Our application needed to integrate with couple of external systems, including data pull and push from our systems. Our consumers reside in various geographical areas and hence we needed a platform which has inherent support for geographical distribution and can deliver data with sub second latency. We considered couple of options for this. They are - 
  1. Azure Cosmos DB - This is a cloud only solution and that's the main reason to drop this for our application. Also, its more of a distributed storage system rather than a message streaming platform. Hence if we go with this, we needed additional other PAAS service or custom implementation to deliver the data to external systems.
  2. Azure Event Hub - This was one of the toughest decisions to make because both Kafka and Event Hub had almost equal capabilities. Compared to Kafka, Event Hub was fairly new to the market. Kafka is already a matured framework with wide community support and our client was more inclined towards Kafka due to this reason. For me the only worry was how well it cops with rest of technology stack. Fortunately, it had good C# client libraries to work with.
  3. Redis Enterprise - This was again a more promising choice. It too had inherent capabilities of scale along message delivery capabilities. Since redis is our primary database, it made more sense to go for this but unfortunately their licensing strategy was not aligned with how our application was designed to operate. It was becoming insanely expensive making us to drop this out.
During the phase of making these decisions, we were in continuous touch with pre-sales teams of both Microsoft, Redis Enterprise and Confluent Kafka. Everyone was proposing different architectural solutions with different tech they have to offer. For us, its Confluent Kafka which met all our criteria. We did couple of POCs and the results were excellent. We proceeded with this dropping out other options.


The overall message delivery was within a second for several concurrent matches.

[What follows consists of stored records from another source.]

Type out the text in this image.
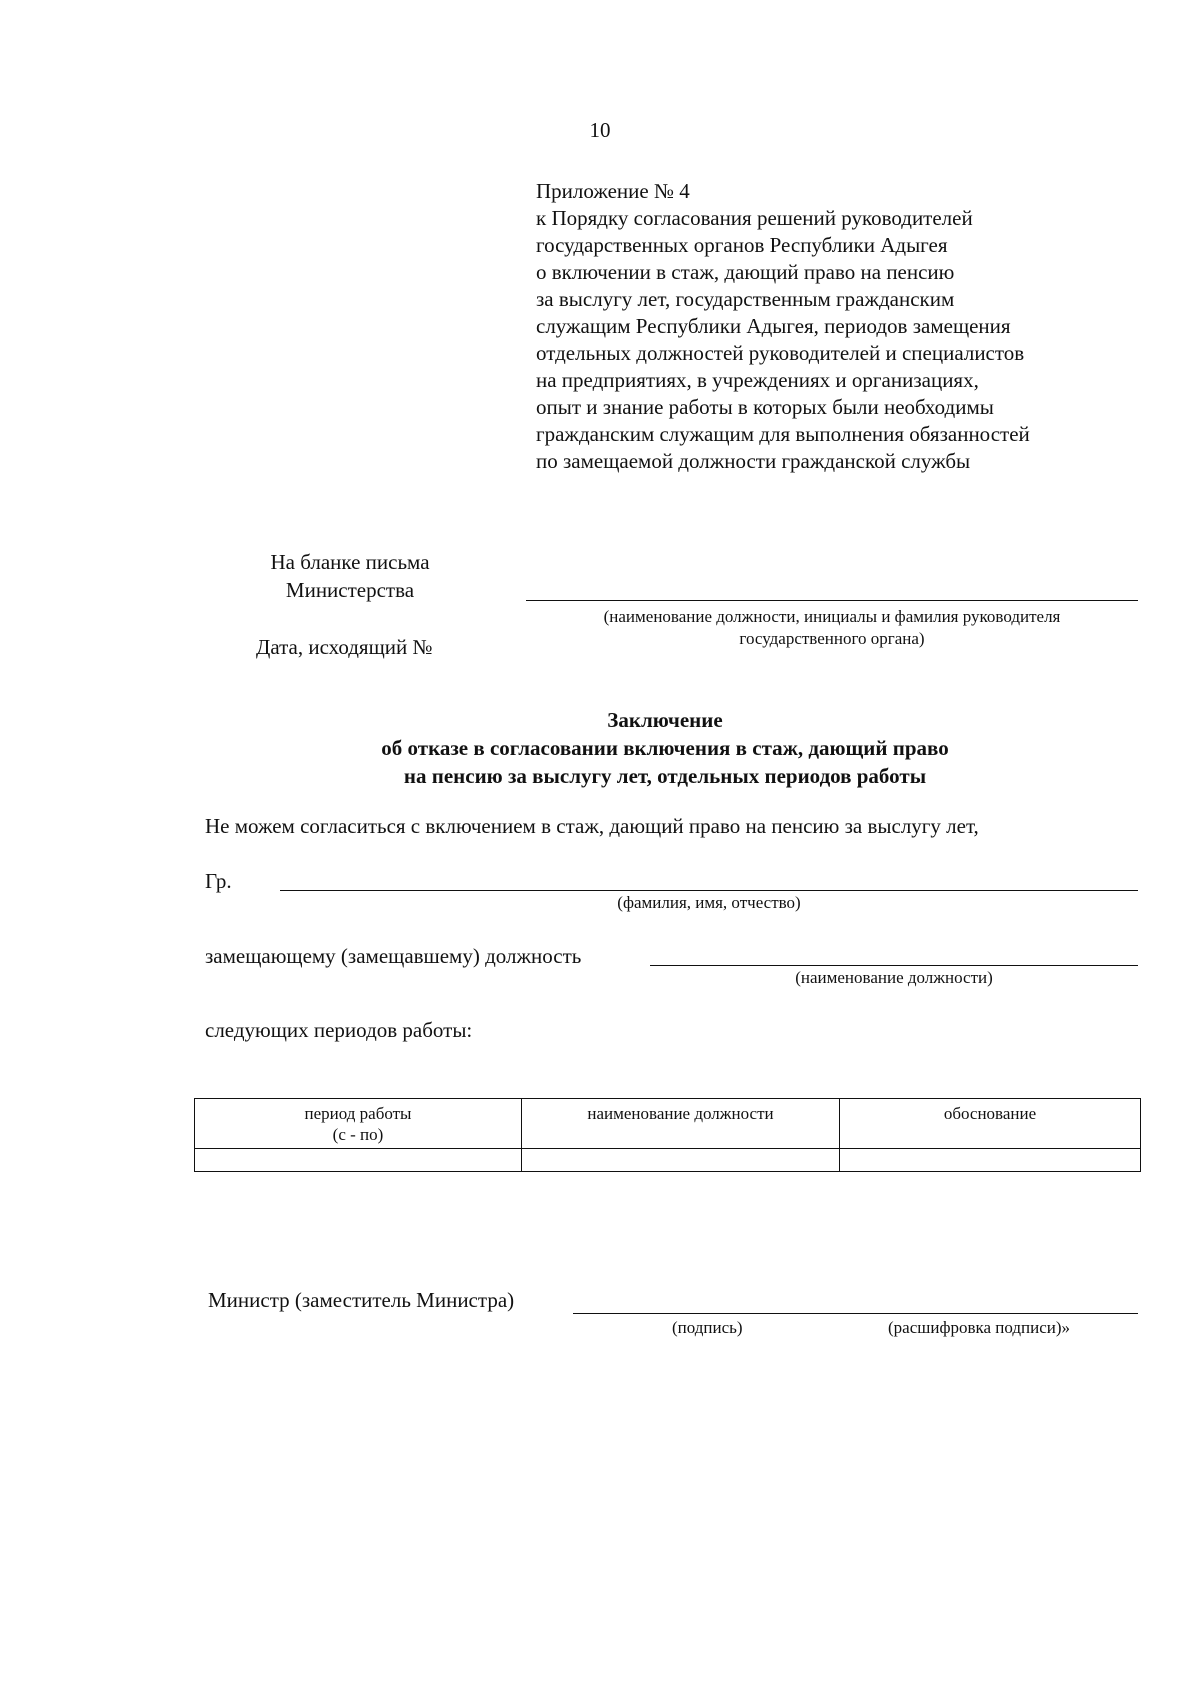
10
Приложение № 4
к Порядку согласования решений руководителей
государственных органов Республики Адыгея
о включении в стаж, дающий право на пенсию
за выслугу лет, государственным гражданским
служащим Республики Адыгея, периодов замещения
отдельных должностей руководителей и специалистов
на предприятиях, в учреждениях и организациях,
опыт и знание работы в которых были необходимы
гражданским служащим для выполнения обязанностей
по замещаемой должности гражданской службы
На бланке письма
Министерства
Дата, исходящий №
(наименование должности, инициалы и фамилия руководителя
государственного органа)
Заключение
об отказе в согласовании включения в стаж, дающий право
на пенсию за выслугу лет, отдельных периодов работы
Не можем согласиться с включением в стаж, дающий право на пенсию за выслугу лет,
Гр.
(фамилия, имя, отчество)
замещающему (замещавшему) должность
(наименование должности)
следующих периодов работы:
период работы
(с - по)	наименование должности	обоснование

Министр (заместитель Министра)
(подпись)	(расшифровка подписи)»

It was a good and satisfactory outcome.

Where does SQL Server fits in?

If you went through my previous article, you can find the mention of SQL server. We have basically used SQL Azure to maintain user details, roles, permission and controlling aspects of active-passive switch of redis. Many of these details were required for on-premise as well but to avoid additional overhead on on-premise we just used another redis db. This data was only updatable from cloud counter part and needed only as a read-only for on-premise (except for few tables which anyways need not to sync back to cloud). Technically, we achieved this by having a unified repository interface with concrete Redis and SQL implementations.

Its worth mentioning the various technical scenarios covered related to data synchronization including, recovering from app crash, intermittent internet disconnection issue, switching over to different machine when primary machine is not recoverable etc.